Artisans Village - A Heritage PreserveLocated in Karnataka State, in the South Kannada district, Mangalore is a small seaside town known as one of the major ports of India, handling much of India’s coffee and cashewnut exports. It is also now known internationally for the famous red terracotta roof tiles.
As you depart the pier you’ll drive past some of the main highlights of the city – the Hoysala style Gokarnath temple, dedicated to Lord Shiva, the Town Hall, a local fish market selling the day’s catch and a vegetable market selling the produce.
This area has a rich tradition of artisans which has been perpetuated down the ages through hereditary lineage by highly skilled craftsmen who depended on their craft for their livelihood. With the advent of mechanization and modern industrial culture, most of these arts and crafts lost their commercial significance and have gradually faded into oblivion. The younger generation has migrated to the cities and taken to other more lucrative professions.
In order to protect and preserve this age old culture, a model Artisan Village has been created, depicting these unique professions in their traditional settings. This includes a production and training centre where people are trained in the relevant skills, and provided with marketing facilities to ensure a survival of their profession.
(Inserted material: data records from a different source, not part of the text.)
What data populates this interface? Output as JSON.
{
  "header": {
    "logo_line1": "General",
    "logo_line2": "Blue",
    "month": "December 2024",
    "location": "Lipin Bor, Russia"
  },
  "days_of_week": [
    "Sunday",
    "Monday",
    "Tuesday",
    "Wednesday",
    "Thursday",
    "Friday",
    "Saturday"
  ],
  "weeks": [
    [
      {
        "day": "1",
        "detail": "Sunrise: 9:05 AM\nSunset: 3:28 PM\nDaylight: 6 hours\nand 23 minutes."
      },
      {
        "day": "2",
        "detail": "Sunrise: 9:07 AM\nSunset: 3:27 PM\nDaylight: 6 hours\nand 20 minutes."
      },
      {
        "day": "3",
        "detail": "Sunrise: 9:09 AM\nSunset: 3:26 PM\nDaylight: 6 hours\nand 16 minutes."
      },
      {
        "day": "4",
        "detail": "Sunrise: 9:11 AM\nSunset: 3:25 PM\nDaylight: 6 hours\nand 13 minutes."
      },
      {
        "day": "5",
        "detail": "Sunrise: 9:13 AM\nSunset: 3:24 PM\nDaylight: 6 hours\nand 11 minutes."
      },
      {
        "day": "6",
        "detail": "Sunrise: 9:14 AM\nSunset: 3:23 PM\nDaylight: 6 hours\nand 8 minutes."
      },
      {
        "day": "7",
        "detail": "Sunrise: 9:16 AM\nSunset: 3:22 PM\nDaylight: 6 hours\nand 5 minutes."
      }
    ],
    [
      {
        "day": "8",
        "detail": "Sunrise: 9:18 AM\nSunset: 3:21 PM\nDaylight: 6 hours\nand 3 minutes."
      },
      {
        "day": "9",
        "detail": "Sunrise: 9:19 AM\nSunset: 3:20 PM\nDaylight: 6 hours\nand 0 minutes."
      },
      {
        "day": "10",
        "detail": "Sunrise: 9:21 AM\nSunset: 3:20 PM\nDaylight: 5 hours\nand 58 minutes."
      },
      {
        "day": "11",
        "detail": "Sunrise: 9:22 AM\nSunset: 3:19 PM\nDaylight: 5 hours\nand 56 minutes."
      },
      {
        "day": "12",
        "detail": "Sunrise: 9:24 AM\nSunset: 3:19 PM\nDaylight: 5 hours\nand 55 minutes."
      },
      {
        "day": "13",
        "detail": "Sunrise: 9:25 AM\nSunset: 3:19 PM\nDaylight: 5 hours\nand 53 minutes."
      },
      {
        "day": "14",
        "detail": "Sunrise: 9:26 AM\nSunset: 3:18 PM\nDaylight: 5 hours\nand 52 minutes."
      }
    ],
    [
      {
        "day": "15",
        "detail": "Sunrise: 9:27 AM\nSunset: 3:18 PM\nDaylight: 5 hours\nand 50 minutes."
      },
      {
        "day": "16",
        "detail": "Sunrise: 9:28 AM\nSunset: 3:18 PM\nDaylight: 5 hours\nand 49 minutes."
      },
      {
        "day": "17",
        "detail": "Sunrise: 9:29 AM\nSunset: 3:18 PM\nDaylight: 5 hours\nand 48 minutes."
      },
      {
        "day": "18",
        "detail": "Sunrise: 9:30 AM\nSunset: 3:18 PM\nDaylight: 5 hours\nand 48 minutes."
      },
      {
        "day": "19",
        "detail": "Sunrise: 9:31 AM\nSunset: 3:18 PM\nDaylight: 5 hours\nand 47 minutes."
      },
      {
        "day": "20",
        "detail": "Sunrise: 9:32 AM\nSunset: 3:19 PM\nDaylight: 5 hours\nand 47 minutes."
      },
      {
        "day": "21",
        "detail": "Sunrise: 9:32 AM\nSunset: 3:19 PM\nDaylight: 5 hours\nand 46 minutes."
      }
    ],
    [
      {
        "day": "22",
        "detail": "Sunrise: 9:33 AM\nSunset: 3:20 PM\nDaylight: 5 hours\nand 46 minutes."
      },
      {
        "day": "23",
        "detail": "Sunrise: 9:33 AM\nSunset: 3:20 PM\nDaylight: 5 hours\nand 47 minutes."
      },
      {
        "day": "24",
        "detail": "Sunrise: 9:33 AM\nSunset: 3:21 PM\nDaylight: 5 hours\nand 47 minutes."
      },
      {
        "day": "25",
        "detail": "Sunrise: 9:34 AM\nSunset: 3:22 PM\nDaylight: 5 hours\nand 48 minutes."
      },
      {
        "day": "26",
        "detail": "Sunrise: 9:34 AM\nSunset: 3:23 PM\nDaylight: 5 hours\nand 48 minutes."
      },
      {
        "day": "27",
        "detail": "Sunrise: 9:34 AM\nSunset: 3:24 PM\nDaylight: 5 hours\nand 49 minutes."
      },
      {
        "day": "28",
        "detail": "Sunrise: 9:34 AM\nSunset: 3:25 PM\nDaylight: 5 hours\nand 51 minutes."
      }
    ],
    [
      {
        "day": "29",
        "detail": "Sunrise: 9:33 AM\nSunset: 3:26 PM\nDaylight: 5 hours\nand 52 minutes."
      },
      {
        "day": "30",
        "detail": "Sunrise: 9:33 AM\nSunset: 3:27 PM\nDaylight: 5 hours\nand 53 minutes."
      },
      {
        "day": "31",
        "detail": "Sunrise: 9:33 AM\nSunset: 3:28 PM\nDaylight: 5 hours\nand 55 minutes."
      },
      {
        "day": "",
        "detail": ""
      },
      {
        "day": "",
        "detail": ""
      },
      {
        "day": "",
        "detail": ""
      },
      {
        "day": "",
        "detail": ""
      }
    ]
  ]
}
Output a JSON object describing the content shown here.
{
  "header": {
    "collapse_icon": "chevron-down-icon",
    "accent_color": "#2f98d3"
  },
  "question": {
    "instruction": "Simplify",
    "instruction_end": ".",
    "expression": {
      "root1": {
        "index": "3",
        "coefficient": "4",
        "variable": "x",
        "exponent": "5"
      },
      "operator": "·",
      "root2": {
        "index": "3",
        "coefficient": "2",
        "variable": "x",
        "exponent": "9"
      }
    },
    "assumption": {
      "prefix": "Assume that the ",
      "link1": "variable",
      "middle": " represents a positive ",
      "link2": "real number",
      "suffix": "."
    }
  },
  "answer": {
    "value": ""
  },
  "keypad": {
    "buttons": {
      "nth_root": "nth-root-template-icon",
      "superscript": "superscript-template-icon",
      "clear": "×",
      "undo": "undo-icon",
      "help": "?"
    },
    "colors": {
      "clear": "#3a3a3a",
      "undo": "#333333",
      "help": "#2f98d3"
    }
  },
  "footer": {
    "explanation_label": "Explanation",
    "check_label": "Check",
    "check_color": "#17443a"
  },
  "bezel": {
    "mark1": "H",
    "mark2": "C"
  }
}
Seen from atop the hill, the artisan village resembles a true tribal village as if it is right out of a film setting, the smithy chugging fumes, a distant pounding of the rice, the creaking and grinding sound of the mill and the clutter of the carpentry. But take a closer look and you will be astonished at the quality of the goods they make and how much wealth it has created for the tribals of the surrounding villages.
The village comprises several traditional cottages with full fledged demonstration facilities in typical rural settings. Each cottage is dedicated to one of the above arts and crafts and a daily demonstration is given for visitors. You can take home a souvenir, as the produce is for sale!
Some of the arts and crafts practiced here include making and weaving furniture out of cane; extracting gingelly (or sesame) oil in a traditional way seen nowhere else – fresh seeds are put in a wooden tank and ground by a bullock cart circling the tank; ‘beating’ rice or paddy into light dry flakes, which is popular all over India to make a variety of snacks and breakfast dishes; pottery, carpentry, blacksmithy, wood and stone carving, fish net weaving and jasmine culture amongst a few others.
You’ll also see a Guthu House, the traditional manor house of the coastal landlords. The spacious house too has clearly demarcated areas for various functions and rituals. Such houses have become a rarity now due to the high costs involved and only the rich landlords can afford to build and maintain this type of dwelling.
The design is adapted to withstand the extremities of the climate marked by cycles of hot summers and torrential rainfall. Only traditional artisans who are well versed in this type of work are capable of building such a house. The construction materials used primarily comprise of Hard Wood, Stone and Clay … and the famous red Mangalore tiles. The woodwork comprising ceiling, doors/windows and intricately carved pillars are a tribute to the skill of the carpenters.